At the 2021 ATA meeting, I was fortunate to present, on behalf of my colleagues, the results of a pooled analysis of thyroid cancer patients who were treated on 1 of 3 different clinical trials during the development of larotrectinib. In terms of the demographics of the patients in the 3 studies, there were a total of 29 patients. About 69% of those had papillary thyroid carcinoma (PTC), there were 24% with anaplastic thyroid carcinoma (ATC), and the remaining 7% had follicular thyroid carcinoma. One caveat is that the studies did not require a centralized review of the pathology. On subsequent analysis, it became clear that there were also 3 patients who had another subtype of thyroid cancer called poorly differentiated thyroid carcinoma, and 2 of those, for the purpose of this study, had been classified as anaplastic and 1 as papillary carcinoma.

What's incredible about the larotrectinib data is the significant response rate that is seen in the patients. When looking at the pooled analysis of these 3 trials, the objective response rate was 71% across all the patients. If you specifically looked at the patients with the differentiated thyroid carcinomas, which are typically better behaving, the objective response rate was 86%.

When looking at the overall drug-related AE profile, it tends to be mild. What we specifically see with this drug are myalgias and dizziness. That is a testament to the fact that TRK signaling is throughout the nervous system, so it’s not unexpected that a selective TRK inhibitor might cause some neurological side effects. Some other AEs that were seen more consistently included abnormalities in white counts and hemoglobin and elevation of liver function studies.
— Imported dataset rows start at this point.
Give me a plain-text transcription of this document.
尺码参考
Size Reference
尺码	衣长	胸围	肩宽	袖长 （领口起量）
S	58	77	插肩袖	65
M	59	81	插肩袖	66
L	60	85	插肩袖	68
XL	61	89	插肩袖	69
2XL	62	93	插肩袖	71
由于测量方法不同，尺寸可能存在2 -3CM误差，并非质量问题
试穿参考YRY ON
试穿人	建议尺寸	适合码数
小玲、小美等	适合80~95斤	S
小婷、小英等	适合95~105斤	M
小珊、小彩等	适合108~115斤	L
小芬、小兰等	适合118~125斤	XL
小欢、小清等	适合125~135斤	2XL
There were very few grade 3 or higher adverse events (AEs) that were felt to be larotrectinib-related. Specifically, there were only 2 patients who had a grade 3 AE, and both of those patients had abnormalities either with decreased hemoglobin or decreased white cell count. These AEs do resolve with a drug hold or dose reduction. Those are really the main grade 3 and higher [AEs]. There were 2 patients who died on trial, but they died of progressive cancer, and that was not felt to be larotrectinib-related. The good news, though, from an AE perspective, is that I think only 2 patients had to do a dose reduction, and there were no patients who discontinued treatment due to an AE.

Drugs like larotrectinib are really game-changers because they’re so effective. They have very rapid onset to response, and they’re very well-tolerated. I can only speak from a thyroid cancer perspective, but I think it teaches me—and all of us—that, when you see a patient with an advanced thyroid cancer or really any solid tumor that might harbor an NTRK fusion, is to first look for it. I think now, more people are aware of these fusions and [are] looking for them. Next-generation RNA sequencing is the ideal way to look for an NTRK fusion.

In my mind, it’s also making drugs like larotrectinib a first-line therapy for these tumors that harbor NTRK fusions. That’s changing our treatment algorithm and how we think about things. It’s also a game-changer because of the fact that these tumors respond so quickly. Now the question is, can you use these drugs in a neoadjuvant setting? Obviously, a patient could present with very locally advanced thyroid cancer, and if we find they harbor an NTRK fusion, then we can offer them up-front systemic therapy, whereas historically, we would just go straight to surgery and radioactive iodine.

Speaking of radioactive iodine, there is accumulating evidence that the use of a selective NTRK inhibitor might allow the tumor to concentrate the radioactive iodine more effectively. There’s now interest in exploring using these drugs to make the tumor take up the iodine more effectively. Drugs like larotrectinib, now that they’re on the scene, have really changed the thought process of how we treat patients with advanced thyroid cancers.